Linear Algebra, Differential Operator

Question

First of all hi; this is my first post on MSE. I came across an ALREADY asked question but wasn't entirely sure (couldn't make sense, more like) about the answers provided. (Apologies if this is in the wrong place)

Let $D\colon {\mathbb R}[X]\to {\mathbb R}[X]$ be differential operator $D(f(X))=f′(X)$. Prove that $\exp(tD)f(X)=f(X+t)$ for $t\in {\mathbb R}$.

Right firstly, I am not quite sure how to make sense of adding $t\in {\mathbb R}$ to $X$ (possibly) a column vector? Or is it just $X + tI$ where $I$ is a column vector with all rows equal to the multiplicative identity?
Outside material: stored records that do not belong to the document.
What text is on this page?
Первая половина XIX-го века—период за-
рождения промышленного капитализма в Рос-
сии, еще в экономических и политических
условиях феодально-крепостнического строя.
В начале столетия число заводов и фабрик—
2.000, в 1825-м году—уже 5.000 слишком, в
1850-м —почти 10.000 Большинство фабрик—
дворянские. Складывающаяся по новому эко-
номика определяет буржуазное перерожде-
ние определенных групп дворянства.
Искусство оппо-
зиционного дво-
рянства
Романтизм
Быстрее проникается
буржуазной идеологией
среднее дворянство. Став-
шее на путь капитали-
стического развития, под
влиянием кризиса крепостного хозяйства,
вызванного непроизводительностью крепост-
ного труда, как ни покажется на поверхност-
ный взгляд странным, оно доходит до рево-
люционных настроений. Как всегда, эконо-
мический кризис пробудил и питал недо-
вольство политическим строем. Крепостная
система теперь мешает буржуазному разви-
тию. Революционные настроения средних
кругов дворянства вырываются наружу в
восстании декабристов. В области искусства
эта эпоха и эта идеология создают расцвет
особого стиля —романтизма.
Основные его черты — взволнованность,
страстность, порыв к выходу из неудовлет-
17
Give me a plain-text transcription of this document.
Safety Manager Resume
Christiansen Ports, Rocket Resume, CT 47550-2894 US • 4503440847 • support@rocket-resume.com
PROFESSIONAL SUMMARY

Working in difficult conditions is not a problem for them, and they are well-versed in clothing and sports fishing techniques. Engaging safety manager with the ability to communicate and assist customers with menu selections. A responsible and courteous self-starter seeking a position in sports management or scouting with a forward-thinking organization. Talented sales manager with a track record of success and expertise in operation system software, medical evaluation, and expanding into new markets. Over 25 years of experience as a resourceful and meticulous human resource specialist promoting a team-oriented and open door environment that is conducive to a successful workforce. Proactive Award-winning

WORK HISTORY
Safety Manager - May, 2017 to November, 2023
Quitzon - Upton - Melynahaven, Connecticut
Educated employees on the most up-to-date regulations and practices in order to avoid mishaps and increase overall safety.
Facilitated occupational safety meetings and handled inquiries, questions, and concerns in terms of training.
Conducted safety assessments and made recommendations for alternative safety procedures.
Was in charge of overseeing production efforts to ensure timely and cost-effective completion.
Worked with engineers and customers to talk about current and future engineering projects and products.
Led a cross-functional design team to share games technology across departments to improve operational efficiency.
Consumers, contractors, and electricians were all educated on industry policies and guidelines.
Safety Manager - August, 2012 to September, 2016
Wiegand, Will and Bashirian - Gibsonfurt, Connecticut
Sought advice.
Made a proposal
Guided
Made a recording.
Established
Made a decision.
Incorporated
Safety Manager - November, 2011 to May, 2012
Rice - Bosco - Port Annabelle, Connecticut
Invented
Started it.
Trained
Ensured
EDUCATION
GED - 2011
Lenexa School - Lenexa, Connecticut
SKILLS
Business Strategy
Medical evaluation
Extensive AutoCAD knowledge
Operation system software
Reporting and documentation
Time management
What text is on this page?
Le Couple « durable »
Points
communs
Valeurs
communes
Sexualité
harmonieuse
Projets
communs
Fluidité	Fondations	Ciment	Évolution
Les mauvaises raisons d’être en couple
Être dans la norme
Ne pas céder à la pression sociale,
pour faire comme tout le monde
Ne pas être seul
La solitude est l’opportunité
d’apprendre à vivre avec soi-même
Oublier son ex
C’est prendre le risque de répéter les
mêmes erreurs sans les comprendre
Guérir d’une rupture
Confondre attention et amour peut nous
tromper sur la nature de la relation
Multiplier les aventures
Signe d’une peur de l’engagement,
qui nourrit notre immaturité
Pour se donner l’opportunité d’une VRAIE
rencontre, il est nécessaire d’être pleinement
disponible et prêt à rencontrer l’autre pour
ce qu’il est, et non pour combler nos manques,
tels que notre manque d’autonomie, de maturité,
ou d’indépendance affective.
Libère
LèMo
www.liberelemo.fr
Probably a trivial question....

Any help would be much appreciated.... I couldn't comment on the already answered question due to lack of rep.

Link for previous question: Differentation Operator

Answer 1

I assume that $R[X]$ means the polynomials over a ring $R$.

So using Taylor's series: $$ f(X+t) = \sum_{k=0}^\infty \frac{t^k}{k!} f^{(k)}(X) = \sum_{k=0}^\infty \frac{t^k}{k!} D^k f(X) = \exp(tD) f(X) .$$ Note that the sum is actually finite since $D^k f(X) = 0$ for $k$ large enough.

The proof of Taylors series: by linearity we need only prove it in the case $f(X) = X^n$. Then this reduces to the binomial expansion. And this can be proved by induction, when $X$ is a variable and $t$ is a real number.

Or you can prove it by induction on the degree of $f$. When the degree is zero, it is trivial. To go from degree $n$ to degree $n+1$, formally integrate both sides. Then substitute $t=0$ to get the constant term.

Answer 2

Yes, you idea is right. When doing formal power series with matrices, you usually think of the constants as multiples of the identity.

One reason is that the ring of matrices is an $\mathbb{R}$ algebra, meaning that it contains a copy of the real numbers (i.e multiples of the identity) which commutes with all matrices. This allows us to think of the reals as a subset of the set of matrices.